Positional fixation of the inlay may be further improved by
providing an on-moulded inwardly projecting narrow deformable lip
along the outline edge of the recess or depression in the heel and
instep regions of the tread sole. The upwardly projecting part of
this lip should be so short that the pierce-proof inlay can be
pushed from above into the slot defined by the narrow lip. This
provision affords an easy way of locating and fixing the steel
inlay also in the heel recess and creates no potential obstruction
in the course of further treatment or processing of such soles in
the shoe-making process.
In order to avoid that after prolongued wear and under the repeated
bending and flexing of the safety boot in the ball of the foot
region thereof the steel inlays might slowly creep forwards and
their sharp edges cut into the infrastructure at the toe of the
boot, a preferred embodiment of the invention is characterised in
that the frontal horizontal groove together with the rear recess or
depression up to the middle of the sole is precisely matched in
outline to the outline of the steel inlay and that the said groove
is deeper towards the point or toe of the sole than the outline of
the inlay. In this embodiment of the invention the inlay is firmly
located by virtue of the exact contour matching of the middle
recess and the rearward part of the deep groove in the heel and
instep region of the rearward part of the shoe which is subject to
static loads only in as much as the constricted neck portion in the
instep region largely precludes any slipping or dislocation in the
longitudinal direction. The somewhat larger contour of the groove
in the toe and ball region of the foot allows for unequal length
variation between metal inlay and tread sole when the foot of the
wearer flexes the shoe without permitting the sharp inlay edges
cutting into the tread sole at the toe point. Such sliding freedom
of the foremost point of the inlay within the locating groove also
has a beneficial effect with regard to the permanent bending
strength of the inlay and improves the general flexibility of any
footwear equipped with this type of sole.

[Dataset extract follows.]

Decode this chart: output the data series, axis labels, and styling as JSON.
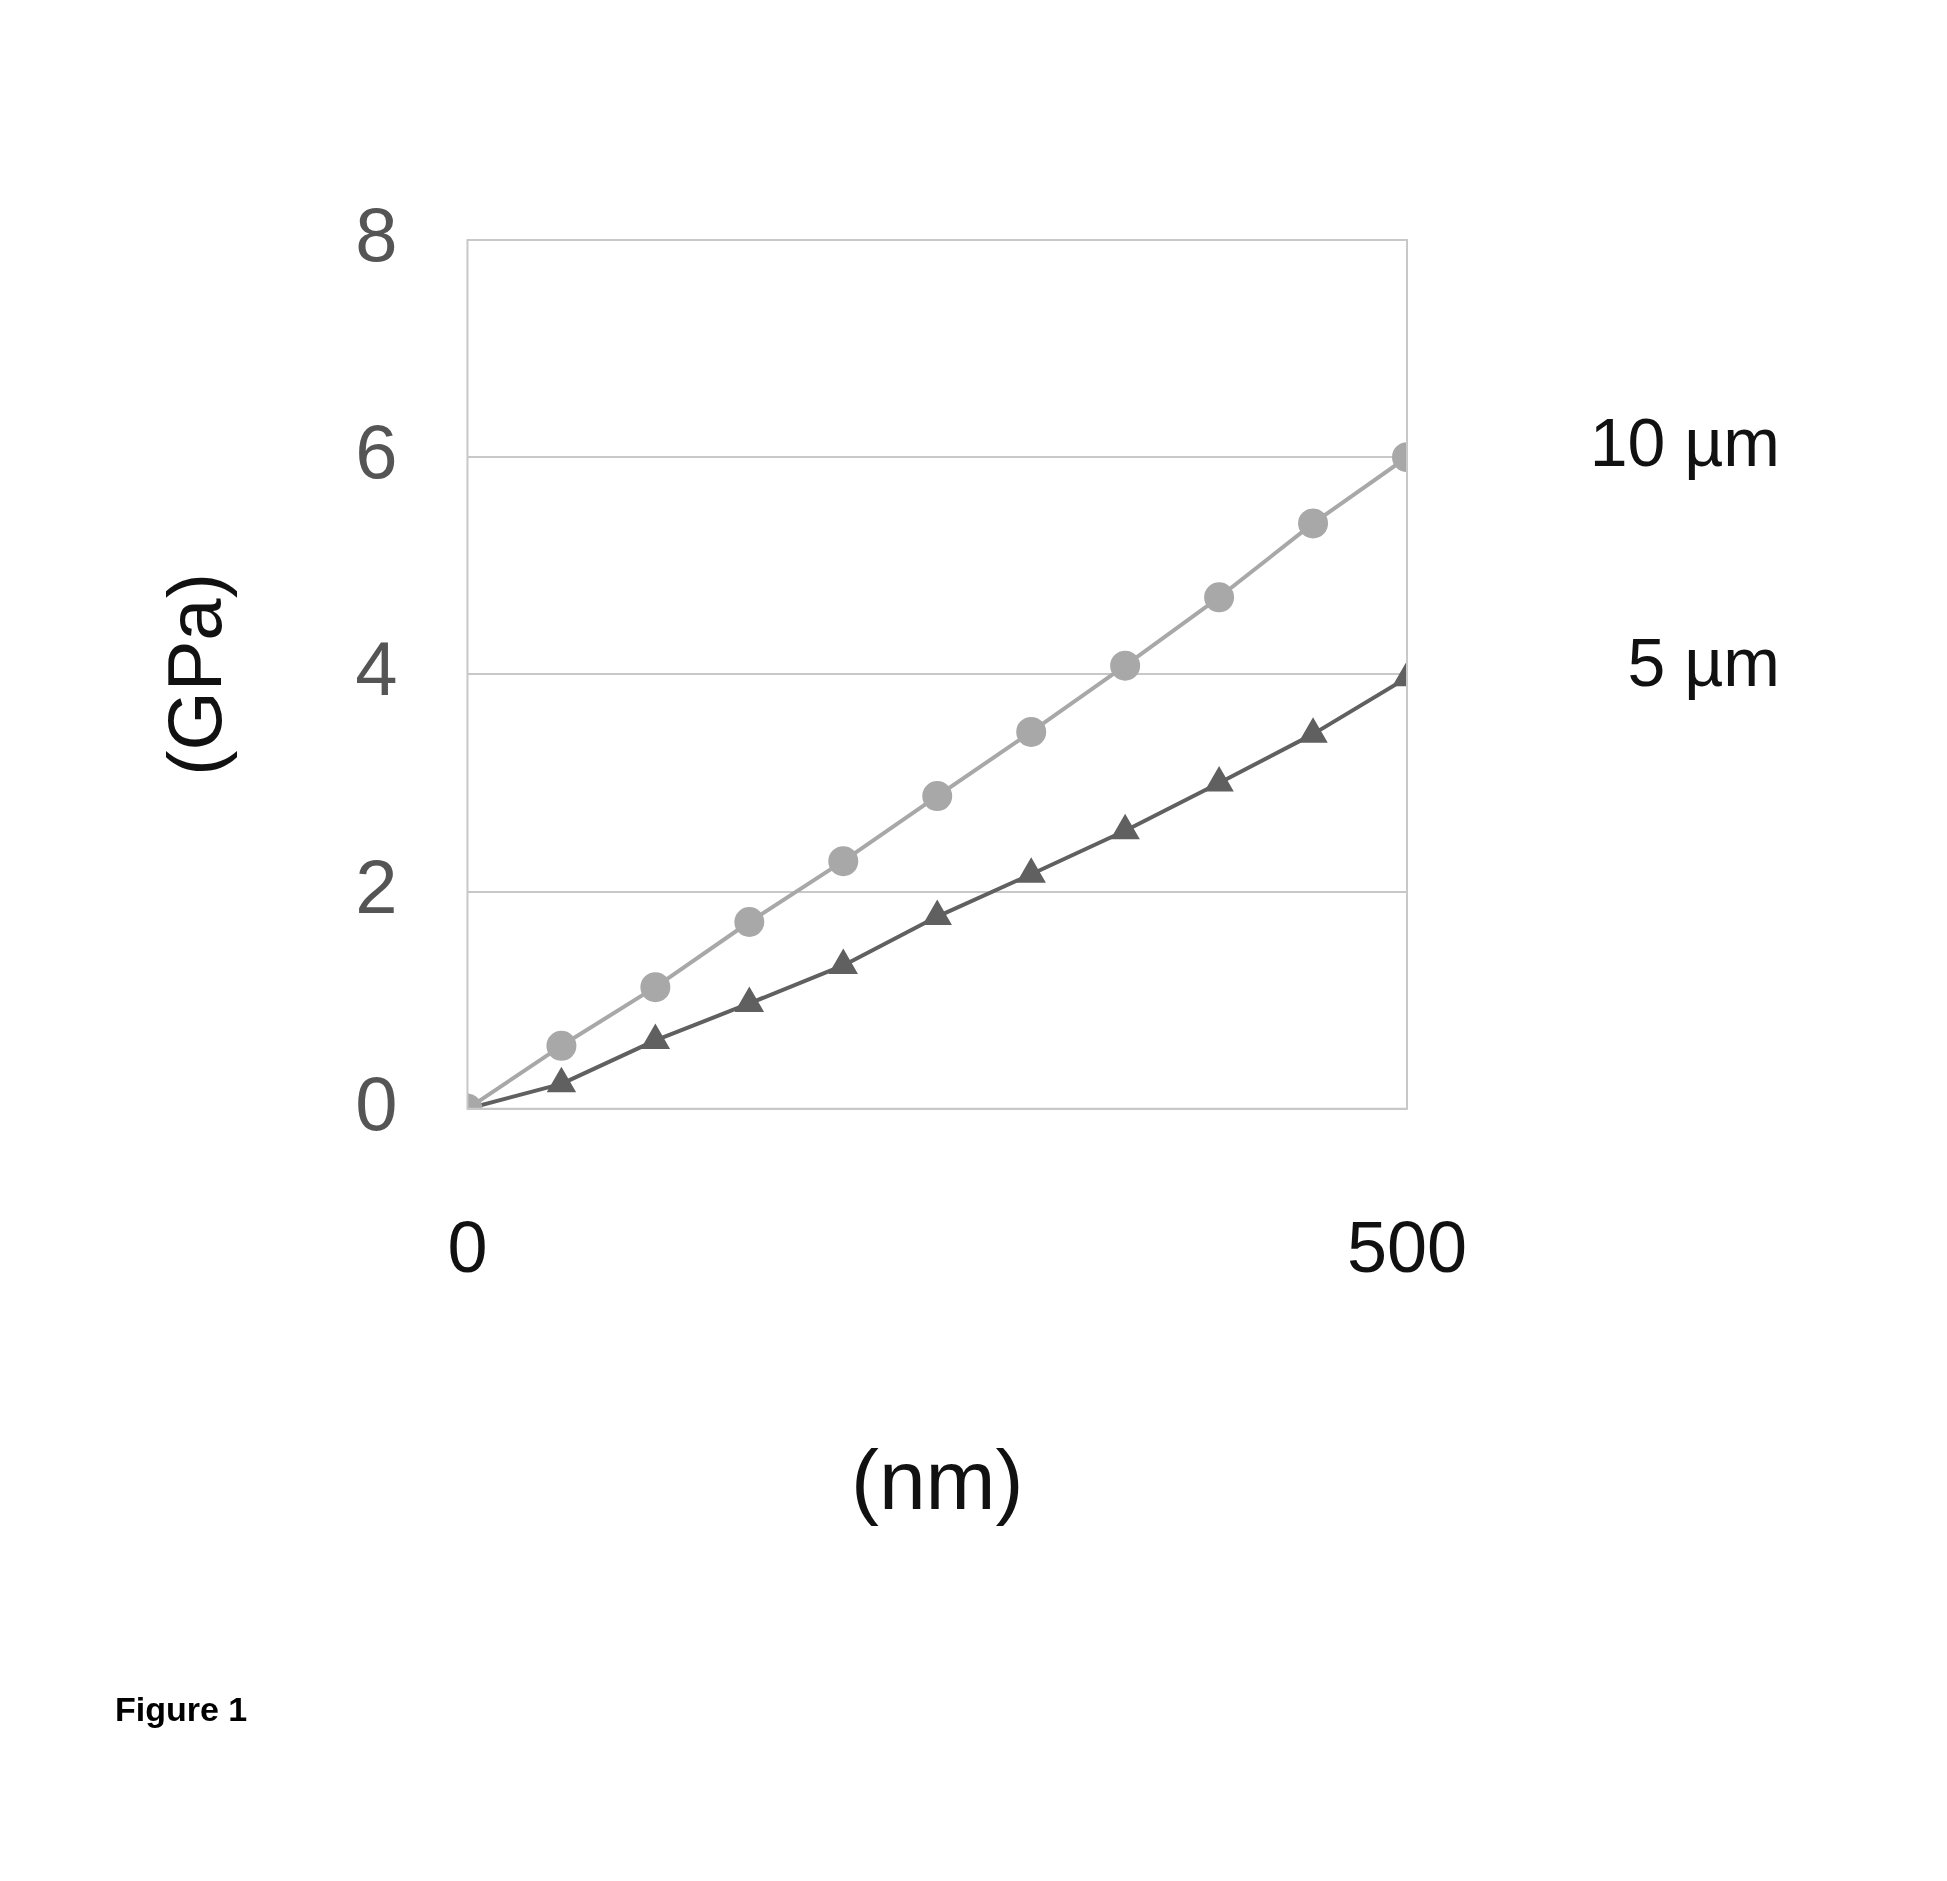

Secure fixation of the inlay relative to the tread sole may be
still further improved by providing at least one lug projection on
the underside of the inlay in the heel part thereof which lug
engages in a corresponding cavity of the moulded heel.
The risk of a premature destruction of the sole edge in the region
of the toe or point of the shoe can be reduced also by arranging a
reinforcing insert, e.g. a cord strip, in the rim or edge portion
of the sole either by securing this insert directly to the marginal
edge of the inlay prior to fitting of the latter or by embedding
the inset in the tread sole material, as by inmoulding or
vulcanising.
Some embodiments of the invention are hereinafter more specifically
described with reference to the accompanying drawings wherein:
FIG. 1 is a top view of a sole-unit, and
FIG. 2 is a longitudinal section taken on line II--II in FIG.
1.
The illustrated sole-unit comprises a tread sole 1 preferably made
from a vulcanisable plastics material of relatively high heat
resistance, and a pierce-proof inlay 2 in the shape of a plane
piece of sheet steel matched in form to the tread sole. In the
frontal, ball of the foot and toe region as well as in the heel
region thereof the tread sole 1 comprises a profiled walking tread
3 and in the heel there are several cavities 4 for weight reduction
which are relatively separated by an annular and four radial,
vertically extending web or strip portions 5. For improved adhesion
of this sole to the upper of the shoe or boot the sole is provided
with a continuous raised rim or edge 6 (welt) with a curved inside
wall 7.
The pierce-proof sheet metal inlay 2 is fitted or built into the
prefabricated tread sole 1 as and when required. For locating and
positionally securing the metal inlay 2, the moulded tread sole 1
comprises in its ball- and toe- region a lip moulding 8a,8b which
projects into the interior of the shoe and forms the upper boundary
wall of a horizontal slot 9 (FIG. 2). In the embodiment shown in
FIG. 1 this lip moulding 8a,8b has a break 8c in the region of the
toe of the sole which facilitates the insertion of the pierce-proof
metal inlay 2 which latter, in this case, is first inserted in
direction of arrow 10 in FIG. 1 into the slot below the lip 8a. The
lip moulding 8a,8b which forms the upper boundary wall for the deep
horizontal groove 9 terminates just behind the ball region of the
sole where it merges into a narrow horizontal marginal edge strip
11 which extends at a constant width over the whole rearward part
of the sole and forms the upper boundary wall of a narrow slot 12
which is exactly contour-matched to the outline of the metal inlay
2.
Up to the points marked 12a and 12b the contour of the horizontal
groove 9 which is bounded by the lip moulding 8a,8b coincides
exactly with the contour of the pierce-proof inlay so that the
latter is secured against slipping in the longitudinal direction by
the constriction in the instep region 13 of the sole. However, from
points 12a,12b onwards the inner contour of the groove 9 in the toe
region of the shoe is somewhat larger than the outside contour of
the metal inlay 2 to allow a limited amount of relative movement of
the tread sole relative to the non-extendable and non-stretchable
inlay. Further positional fixation of the inlay 2 is provided by a
cup-shaped holder 14 shown in FIG. 2 which is secured to the
underside of the metal inlay 2 and projects from the top into the
central circular cavity 4 of the heel. In this embodiment the
holder part 14 is a round, cup-like metal part which is welded or
rivetted to the sheet metal inlay 2. Its diameter corresponds
approximately to the diameter of the central heel cavity thereby
providing a large contact engagement area between this holder part
and the walls of the heel recess or cavity for good force and load
transmission. For the purpose of further securing and fixation of
the metal inlay 2 in the shoe an insert 15, e.g. in the form of a
fabric strip is incorporated by vulcanising or in moulding in the
toe region of the sole edge or rim, directly adjacent to the groove
9, which prevents the sharp edge of the inlay 2 cutting into and
through this forward edge of the sole. Alternatively the
reinforcing element 15 may be arranged and secured directly around
the frontal edge of the sheet metal inlay.
The described sole unit is suitable for application to protective
footwear of widely different types. Thanks to the facility of
fitting the plane sheet metal inlay in the upper region of the
tread sole a high measure of pierce-proofing is achieved, as is
required, for example in regulation safety footwear for the
building industry, for the metal working industries and others. For
safety boots which are to be worn on hot sites it is advisable to
select nitrile rubber or the like as tread sole material whilst for
work on sites which are not affected by thermal problems other
materials, including foamed materials such as "PUR" may be used for
the moulded tread soles of the safety boots.
* * * * *